“What in me is dark
-- John Milton, Paradise Lost, Book 1
Like most teachers, I occasionally fuss and upset myself over what exactly I’m supposed to be doing – just what this bewildering line of work is actually all about – but every so often these wonderful words come back to me: “Just be a light.” Years ago, when I was adrift and far off-course as a novice teacher, someone gave me this advice, and it sometimes reappears in my mind, often just when the darkness is greatest – when I have no clear idea what I’m doing in the classroom (which, after 40+ years, still happens to me on a regular basis). It reminds me that being a teacher is really an astonishingly simple task.

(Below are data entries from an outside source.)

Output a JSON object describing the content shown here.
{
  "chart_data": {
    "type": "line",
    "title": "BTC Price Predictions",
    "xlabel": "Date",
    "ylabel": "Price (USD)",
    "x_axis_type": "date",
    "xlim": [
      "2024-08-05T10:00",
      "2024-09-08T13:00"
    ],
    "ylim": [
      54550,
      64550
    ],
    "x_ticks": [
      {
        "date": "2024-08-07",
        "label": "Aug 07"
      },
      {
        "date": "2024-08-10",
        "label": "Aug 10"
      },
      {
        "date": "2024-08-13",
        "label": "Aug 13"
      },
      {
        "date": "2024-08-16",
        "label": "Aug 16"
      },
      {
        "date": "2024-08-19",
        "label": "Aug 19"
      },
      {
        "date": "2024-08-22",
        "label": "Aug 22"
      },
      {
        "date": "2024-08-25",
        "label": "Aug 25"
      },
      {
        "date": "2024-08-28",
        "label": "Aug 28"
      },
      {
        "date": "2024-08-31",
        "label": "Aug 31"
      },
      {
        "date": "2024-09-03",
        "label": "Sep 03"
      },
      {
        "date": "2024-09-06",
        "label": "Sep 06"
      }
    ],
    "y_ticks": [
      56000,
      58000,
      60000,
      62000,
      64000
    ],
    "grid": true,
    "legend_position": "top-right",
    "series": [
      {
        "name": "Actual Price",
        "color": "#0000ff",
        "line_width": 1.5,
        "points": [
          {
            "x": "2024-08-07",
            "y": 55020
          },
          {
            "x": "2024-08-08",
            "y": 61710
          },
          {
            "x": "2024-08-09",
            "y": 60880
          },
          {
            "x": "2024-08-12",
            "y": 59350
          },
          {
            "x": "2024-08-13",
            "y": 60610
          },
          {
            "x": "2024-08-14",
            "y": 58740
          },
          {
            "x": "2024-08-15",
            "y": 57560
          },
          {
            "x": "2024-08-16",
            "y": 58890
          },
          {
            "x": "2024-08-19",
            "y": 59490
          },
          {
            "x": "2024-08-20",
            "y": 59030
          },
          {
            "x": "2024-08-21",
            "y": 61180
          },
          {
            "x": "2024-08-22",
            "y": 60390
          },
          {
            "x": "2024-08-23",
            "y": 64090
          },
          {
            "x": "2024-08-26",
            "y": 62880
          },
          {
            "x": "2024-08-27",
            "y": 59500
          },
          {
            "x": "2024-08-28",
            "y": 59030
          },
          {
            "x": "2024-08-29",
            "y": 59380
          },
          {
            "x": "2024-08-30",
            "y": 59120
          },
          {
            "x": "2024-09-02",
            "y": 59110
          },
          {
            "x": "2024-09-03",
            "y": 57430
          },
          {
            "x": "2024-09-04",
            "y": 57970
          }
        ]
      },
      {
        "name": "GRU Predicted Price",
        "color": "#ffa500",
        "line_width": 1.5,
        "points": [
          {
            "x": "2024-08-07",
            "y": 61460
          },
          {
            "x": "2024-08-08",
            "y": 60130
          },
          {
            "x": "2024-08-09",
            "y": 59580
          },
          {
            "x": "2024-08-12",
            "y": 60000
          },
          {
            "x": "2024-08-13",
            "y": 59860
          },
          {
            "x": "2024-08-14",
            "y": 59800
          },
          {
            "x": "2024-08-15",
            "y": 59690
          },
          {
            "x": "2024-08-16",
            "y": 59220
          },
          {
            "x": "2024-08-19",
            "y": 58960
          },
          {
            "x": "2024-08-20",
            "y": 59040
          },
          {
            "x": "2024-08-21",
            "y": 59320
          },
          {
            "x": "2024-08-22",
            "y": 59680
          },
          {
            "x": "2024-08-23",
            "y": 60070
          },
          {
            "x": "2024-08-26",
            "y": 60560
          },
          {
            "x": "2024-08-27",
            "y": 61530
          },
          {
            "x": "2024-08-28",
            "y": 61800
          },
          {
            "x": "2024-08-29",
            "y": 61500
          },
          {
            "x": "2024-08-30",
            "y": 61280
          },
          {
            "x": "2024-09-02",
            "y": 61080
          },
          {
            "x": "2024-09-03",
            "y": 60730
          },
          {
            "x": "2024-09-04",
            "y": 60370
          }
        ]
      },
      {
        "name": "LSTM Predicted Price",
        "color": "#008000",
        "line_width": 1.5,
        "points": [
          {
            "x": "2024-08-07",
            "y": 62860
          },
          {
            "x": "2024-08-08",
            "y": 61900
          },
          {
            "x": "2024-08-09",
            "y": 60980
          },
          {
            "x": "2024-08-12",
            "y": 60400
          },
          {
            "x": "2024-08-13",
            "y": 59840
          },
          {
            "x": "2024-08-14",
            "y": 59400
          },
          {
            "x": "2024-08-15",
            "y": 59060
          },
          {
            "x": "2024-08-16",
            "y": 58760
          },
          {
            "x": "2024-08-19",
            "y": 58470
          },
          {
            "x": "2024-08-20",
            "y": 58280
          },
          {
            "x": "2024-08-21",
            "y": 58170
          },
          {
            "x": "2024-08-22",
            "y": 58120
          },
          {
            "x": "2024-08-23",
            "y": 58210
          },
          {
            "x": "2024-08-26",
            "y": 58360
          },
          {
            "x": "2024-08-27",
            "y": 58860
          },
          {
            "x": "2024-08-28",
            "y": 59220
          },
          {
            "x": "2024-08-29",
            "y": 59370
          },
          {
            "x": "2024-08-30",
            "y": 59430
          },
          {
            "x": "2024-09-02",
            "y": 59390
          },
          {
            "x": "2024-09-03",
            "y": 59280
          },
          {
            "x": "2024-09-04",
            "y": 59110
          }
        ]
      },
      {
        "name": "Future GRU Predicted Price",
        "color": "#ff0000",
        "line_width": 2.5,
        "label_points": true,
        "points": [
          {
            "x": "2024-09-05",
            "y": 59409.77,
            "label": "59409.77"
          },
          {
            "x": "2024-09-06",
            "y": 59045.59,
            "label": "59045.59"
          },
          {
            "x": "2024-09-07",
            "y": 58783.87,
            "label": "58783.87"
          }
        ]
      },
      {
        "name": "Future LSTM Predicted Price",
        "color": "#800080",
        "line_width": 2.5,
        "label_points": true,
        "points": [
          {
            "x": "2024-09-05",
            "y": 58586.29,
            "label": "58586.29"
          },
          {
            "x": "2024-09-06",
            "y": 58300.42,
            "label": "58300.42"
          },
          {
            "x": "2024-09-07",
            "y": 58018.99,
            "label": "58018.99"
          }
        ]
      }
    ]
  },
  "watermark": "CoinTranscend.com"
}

All it involves, as Milton seemed to understand, is shining a light on what’s already there, inside the students. Yes, there’s a lot of darkness in the students – the darkness of ignorance, perplexity, and miscalculation – but all darkness of any kind disappears instantly when a light shines on it. In a sense, I don’t have to add anything to my students’ inner lives, but rather just shine a light so they can see the wisdom they’ve been harboring inside them all their young lives. Of course, I teach them new concepts and skills, but these, I think, are simply more lights to shine on and dispel the darkness of ignorance so the astuteness of the students can shine like it should. I don’t have to change the students, or help them grow, or insert new ideas in their minds. Teaching is simply a question of lighting up their world to some extent -- essentially a rather simple task, like switching on a lamp to let a good light show what’s always been there.